Many restaurant owners get into the business because they want to create an amazing culinary experience that is completely and totally unique. Many others get into the business side of things and look for ways to expand and grow beyond their first location. Others may have intended to stick with a single restaurant, but soon see the huge opportunities of branching out.
Is this the right time to expand your operations? Will you double your customers, or just spread your current customers out across multiple locations?
There are a lot of important questions that you should ask yourself before you begin opening new restaurant locations. This guide is intended to help you answer some of the most common and critical questions to determine your readiness for this next big step.
Make Sure You Know What’s Working about Your Existing Locations
A lot of different factors can contribute to your restaurant’s success, and you have to understand these elements if you want to see a repeat of that success. Do your research on your own location before you start exploring other locations.
Sometimes, though, business owners can have a mistaken belief about what brings in the customers, so make sure you find out what your guests think about it, too. Some questions you may ask include:
- Is it the menu?
- The ambiance?
- A really friendly manager or staff?
- Is it because there isn’t much competition?
- Is it the demographics of the area in which people prefer small and unique independent restaurants or a downhome family-style restaurant?
Get the Funding
Where will you get the capital to fund your new restaurant? Is your current location(s) generating enough revenue to fund the expansion yourself, or will you seek other sources, like business loans or outside investors?
Many restaurant owners opt to treat each location individually, like a separate business venture, to protect the original restaurant from losing any profits. So, that means that the new venture needs to be able to stand on its own. It should be supported by its customers, not by another restaurant.
Lack of sufficient funding is one of the main reasons that restaurants fail, so make sure that you have the finances to cover your building, kitchen equipment, restaurant furnishings/appliances, décor, food inventory, and other critical components of the restaurant business.
Get the Best Location
Location is crucial to your new restaurant’s success.
But what does that mean, exactly?
There are some important factors you need to look at for a new location – and then compare them to the benefits of the locations where you currently do business.
Are you getting a lot of foot traffic because you’re on a busy Main Street?

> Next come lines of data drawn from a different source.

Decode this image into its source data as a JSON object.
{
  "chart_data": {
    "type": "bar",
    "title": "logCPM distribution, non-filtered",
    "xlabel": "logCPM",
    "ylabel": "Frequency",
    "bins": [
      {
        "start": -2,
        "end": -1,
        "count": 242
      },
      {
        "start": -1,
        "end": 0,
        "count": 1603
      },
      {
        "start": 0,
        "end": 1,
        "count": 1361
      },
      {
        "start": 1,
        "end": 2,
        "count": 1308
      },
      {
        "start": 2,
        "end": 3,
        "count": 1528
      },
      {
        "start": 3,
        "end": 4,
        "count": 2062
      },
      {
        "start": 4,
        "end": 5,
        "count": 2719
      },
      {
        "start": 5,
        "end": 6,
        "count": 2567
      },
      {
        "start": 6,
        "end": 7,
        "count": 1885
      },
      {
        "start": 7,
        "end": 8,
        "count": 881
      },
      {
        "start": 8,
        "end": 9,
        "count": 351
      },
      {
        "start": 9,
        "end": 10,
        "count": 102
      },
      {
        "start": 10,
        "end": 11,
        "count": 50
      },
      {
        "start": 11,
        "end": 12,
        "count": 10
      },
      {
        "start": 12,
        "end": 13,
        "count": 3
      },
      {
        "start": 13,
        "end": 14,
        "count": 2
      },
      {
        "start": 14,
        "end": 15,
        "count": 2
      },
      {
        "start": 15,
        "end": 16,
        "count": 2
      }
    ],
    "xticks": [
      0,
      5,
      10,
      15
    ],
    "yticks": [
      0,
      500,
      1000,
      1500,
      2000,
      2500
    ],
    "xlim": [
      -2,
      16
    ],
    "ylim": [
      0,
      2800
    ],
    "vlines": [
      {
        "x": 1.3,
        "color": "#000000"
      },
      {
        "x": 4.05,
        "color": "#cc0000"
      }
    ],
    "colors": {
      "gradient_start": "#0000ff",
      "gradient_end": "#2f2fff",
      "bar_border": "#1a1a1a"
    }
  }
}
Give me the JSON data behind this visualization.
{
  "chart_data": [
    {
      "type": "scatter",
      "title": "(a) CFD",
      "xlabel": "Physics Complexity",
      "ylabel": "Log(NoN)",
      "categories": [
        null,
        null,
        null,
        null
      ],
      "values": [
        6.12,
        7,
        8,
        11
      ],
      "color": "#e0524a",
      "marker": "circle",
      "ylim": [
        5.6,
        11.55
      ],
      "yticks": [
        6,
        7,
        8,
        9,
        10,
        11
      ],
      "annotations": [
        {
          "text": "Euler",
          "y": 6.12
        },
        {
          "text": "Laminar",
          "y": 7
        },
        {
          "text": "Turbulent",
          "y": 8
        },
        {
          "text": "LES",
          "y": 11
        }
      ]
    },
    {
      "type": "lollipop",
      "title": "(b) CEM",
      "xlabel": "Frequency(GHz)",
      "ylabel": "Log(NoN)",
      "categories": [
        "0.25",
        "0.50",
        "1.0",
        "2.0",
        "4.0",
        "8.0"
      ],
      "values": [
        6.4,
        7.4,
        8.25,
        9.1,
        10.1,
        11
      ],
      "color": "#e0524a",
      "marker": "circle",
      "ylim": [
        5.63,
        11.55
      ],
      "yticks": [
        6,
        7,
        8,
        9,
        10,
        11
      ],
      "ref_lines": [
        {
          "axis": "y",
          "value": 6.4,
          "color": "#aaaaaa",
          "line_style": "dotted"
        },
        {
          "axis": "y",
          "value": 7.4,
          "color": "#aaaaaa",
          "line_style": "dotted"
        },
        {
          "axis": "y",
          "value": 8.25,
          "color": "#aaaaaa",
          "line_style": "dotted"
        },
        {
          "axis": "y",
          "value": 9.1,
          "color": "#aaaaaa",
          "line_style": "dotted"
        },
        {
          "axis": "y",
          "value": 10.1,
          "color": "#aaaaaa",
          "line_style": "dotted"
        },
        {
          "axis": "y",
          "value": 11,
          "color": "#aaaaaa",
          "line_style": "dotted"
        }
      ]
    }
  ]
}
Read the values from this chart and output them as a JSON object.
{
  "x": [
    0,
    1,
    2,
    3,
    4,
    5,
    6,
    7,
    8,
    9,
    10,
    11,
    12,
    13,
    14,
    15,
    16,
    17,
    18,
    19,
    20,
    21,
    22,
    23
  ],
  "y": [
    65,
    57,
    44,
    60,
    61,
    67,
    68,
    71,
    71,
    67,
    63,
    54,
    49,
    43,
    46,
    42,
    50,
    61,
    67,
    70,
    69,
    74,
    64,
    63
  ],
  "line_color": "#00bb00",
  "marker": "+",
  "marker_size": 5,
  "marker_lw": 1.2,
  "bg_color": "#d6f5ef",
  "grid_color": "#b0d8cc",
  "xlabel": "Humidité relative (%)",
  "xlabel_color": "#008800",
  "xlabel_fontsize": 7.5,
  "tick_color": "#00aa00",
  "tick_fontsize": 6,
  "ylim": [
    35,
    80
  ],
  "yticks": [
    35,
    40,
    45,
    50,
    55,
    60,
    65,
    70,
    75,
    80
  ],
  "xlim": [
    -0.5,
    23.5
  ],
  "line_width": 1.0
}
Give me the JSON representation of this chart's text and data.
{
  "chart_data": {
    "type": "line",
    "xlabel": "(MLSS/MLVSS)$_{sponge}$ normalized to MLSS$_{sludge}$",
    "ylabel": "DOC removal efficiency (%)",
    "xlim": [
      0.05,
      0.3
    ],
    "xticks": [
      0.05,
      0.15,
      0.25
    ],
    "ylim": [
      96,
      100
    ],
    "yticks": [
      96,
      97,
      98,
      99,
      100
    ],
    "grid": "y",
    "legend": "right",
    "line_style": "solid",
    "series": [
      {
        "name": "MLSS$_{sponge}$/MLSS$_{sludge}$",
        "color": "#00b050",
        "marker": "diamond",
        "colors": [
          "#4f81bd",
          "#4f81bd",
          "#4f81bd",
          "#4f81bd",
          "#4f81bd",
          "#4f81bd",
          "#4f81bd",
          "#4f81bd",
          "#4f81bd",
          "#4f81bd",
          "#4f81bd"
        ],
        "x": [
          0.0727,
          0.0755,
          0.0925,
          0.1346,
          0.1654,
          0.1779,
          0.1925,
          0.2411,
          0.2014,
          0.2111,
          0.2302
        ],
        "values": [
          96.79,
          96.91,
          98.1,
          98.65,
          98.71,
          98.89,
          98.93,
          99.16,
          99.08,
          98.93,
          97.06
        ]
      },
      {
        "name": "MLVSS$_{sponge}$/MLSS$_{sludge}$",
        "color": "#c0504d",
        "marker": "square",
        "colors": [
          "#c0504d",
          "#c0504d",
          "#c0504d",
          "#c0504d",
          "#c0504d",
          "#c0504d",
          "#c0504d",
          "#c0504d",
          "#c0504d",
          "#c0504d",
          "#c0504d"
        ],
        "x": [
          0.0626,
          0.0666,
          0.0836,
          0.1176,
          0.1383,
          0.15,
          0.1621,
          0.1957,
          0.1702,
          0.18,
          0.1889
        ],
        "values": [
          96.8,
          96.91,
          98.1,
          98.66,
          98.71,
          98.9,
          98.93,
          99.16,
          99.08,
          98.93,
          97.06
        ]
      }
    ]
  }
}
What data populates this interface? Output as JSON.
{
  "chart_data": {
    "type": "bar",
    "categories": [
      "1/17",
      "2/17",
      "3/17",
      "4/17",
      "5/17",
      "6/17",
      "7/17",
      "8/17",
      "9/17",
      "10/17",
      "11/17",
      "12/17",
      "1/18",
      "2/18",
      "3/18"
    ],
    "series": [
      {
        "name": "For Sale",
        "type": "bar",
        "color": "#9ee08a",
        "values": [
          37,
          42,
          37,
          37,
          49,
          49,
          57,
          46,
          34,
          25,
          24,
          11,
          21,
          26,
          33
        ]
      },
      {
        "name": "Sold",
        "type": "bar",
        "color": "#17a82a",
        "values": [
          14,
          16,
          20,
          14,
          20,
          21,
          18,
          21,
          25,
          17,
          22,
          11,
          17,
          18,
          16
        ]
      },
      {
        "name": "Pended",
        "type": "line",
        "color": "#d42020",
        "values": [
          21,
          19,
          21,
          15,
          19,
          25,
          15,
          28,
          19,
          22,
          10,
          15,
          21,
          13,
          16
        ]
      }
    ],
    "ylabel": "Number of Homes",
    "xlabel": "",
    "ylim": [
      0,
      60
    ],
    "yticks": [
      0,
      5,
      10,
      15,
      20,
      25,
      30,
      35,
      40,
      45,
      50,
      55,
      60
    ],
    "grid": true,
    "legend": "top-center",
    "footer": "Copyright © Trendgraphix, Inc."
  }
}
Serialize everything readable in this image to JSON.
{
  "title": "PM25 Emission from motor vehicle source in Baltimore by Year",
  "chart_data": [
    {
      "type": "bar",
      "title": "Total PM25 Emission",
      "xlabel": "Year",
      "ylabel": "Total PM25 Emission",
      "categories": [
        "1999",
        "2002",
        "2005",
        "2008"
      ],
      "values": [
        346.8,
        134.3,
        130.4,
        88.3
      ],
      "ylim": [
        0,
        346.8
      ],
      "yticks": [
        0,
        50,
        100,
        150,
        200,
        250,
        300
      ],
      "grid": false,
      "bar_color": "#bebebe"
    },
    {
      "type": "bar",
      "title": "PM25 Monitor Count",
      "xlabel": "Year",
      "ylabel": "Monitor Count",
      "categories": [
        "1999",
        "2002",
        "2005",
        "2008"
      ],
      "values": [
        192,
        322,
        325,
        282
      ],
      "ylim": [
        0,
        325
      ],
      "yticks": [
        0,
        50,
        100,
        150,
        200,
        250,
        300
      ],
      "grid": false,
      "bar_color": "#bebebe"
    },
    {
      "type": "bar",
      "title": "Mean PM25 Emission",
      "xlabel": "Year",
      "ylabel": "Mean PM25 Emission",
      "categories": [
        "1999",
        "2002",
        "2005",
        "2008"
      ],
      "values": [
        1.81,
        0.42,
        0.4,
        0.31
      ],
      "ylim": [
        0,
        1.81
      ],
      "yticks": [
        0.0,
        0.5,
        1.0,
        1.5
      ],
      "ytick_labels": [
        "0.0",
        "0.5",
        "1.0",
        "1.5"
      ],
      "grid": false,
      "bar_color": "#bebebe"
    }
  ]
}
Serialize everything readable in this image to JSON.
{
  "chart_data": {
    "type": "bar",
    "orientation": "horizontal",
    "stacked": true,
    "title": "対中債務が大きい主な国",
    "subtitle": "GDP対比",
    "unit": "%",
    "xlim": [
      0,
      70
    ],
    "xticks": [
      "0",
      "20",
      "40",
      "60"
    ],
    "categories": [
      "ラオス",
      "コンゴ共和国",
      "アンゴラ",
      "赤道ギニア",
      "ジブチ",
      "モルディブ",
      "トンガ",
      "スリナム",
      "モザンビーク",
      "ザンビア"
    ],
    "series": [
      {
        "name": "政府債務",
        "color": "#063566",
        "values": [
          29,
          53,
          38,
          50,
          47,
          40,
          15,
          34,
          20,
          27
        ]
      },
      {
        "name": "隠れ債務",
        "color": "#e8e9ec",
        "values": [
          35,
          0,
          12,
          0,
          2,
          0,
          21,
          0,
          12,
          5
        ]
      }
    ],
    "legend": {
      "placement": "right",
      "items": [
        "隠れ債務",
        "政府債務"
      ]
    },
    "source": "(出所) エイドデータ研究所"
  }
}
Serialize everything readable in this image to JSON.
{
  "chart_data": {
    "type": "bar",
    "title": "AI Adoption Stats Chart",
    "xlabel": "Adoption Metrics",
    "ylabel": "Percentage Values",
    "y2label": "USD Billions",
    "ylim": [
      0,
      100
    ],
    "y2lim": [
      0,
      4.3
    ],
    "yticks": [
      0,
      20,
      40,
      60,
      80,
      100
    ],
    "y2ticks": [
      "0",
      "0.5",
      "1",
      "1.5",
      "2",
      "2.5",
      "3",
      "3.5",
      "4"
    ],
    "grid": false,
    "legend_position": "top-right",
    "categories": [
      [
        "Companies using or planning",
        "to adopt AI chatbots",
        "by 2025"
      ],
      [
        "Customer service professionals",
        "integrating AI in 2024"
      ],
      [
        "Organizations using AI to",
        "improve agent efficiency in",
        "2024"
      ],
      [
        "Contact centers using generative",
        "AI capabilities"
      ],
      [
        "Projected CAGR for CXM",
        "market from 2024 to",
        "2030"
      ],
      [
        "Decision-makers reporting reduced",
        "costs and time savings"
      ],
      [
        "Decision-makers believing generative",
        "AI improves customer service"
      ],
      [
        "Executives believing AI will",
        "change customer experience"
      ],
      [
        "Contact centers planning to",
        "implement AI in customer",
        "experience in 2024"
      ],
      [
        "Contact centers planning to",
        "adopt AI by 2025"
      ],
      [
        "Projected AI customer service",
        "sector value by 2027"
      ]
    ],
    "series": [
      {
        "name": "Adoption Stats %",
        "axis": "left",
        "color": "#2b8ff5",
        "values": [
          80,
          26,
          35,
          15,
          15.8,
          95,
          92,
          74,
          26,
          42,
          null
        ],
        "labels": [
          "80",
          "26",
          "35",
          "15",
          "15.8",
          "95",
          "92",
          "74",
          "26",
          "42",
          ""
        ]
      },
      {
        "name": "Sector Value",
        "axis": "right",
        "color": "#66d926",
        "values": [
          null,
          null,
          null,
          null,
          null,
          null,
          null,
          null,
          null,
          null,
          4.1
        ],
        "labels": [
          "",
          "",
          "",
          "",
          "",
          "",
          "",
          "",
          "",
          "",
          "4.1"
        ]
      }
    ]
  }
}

Are you next to a bus stop and it’s easy for people to stop in? Are you in the vicinity of an event center and people take advantage of that convenience?
If these are the things that made you successful in your original location, can you duplicate them in your next one? If not, will you be able to replace them with an even better opportunity?
It’s also important to consider the proximity to your other location. You don’t want to compete with yourself for a certain customer base. At the same time, you might not have as much brand recognition if you set up too far away. (And it could be harder for you to effectively put in enough time at both locations.)
Do enough research into the area so you have a good grasp on the business situation there. Look at the competition and see how well they’re doing and look for locations where your restaurant could fulfill an unserved niche.
Re-Establish Your Business Plan
Most independent restaurant owners initially only plan for a single location, but there are those who plan for the franchise from the very beginning.
If you are like the former, you are going to have to create a new business plan, either specifically for the new location (especially if this new restaurant is completely different from the original location) or to re-establish yourself as a business that owns several restaurants instead of just one.
If you are expanding the same restaurant into a new location, you’ll be able to duplicate a lot of the information and structure of the original plan. If, however, you decide that your burger joint has done great, but now you want to open a ramen restaurant and simply run two different restaurants, you’re going to have to come at it fresh.
Get the Best Staff
Your new location needs to provide the same great service your customers expect from your brand. This means that you need to have a great manager, amazing cooks, and dedicated wait staff in place before you open.
This might mean bringing them into your original restaurant for training, or it could mean spending extra time at the new location to ensure everything lives up to your expectations.
Get the Best Stuff
You’ve been running a restaurant successfully for some time now, so you should have a good idea about the best appliances, tables, chairs, vendors, management software, food suppliers, utensils, and even restaurant insurance – everything that contributes to the quality of your establishment.
Now, though, you’ll need to make sure that it all fits in the new location without causing any extra problems. The kitchen should be just as effective as before and the seating should provide the same comfort without crowding everyone in too much.
Speaking of Insurance
It’s likely that your original restaurant coverage was based on having a single location. That will have to change as you open up others.
Even if your original plan was to have multiple locations, your coverage provider needs to have the exact details of the location, the area around your restaurant, the building’s history, your history as an owner, and more information before creating a policy that will be appropriate to the new location.
Expanding your business into multiple locations is a big step, but it can be extremely rewarding and profitable if you are fully prepared.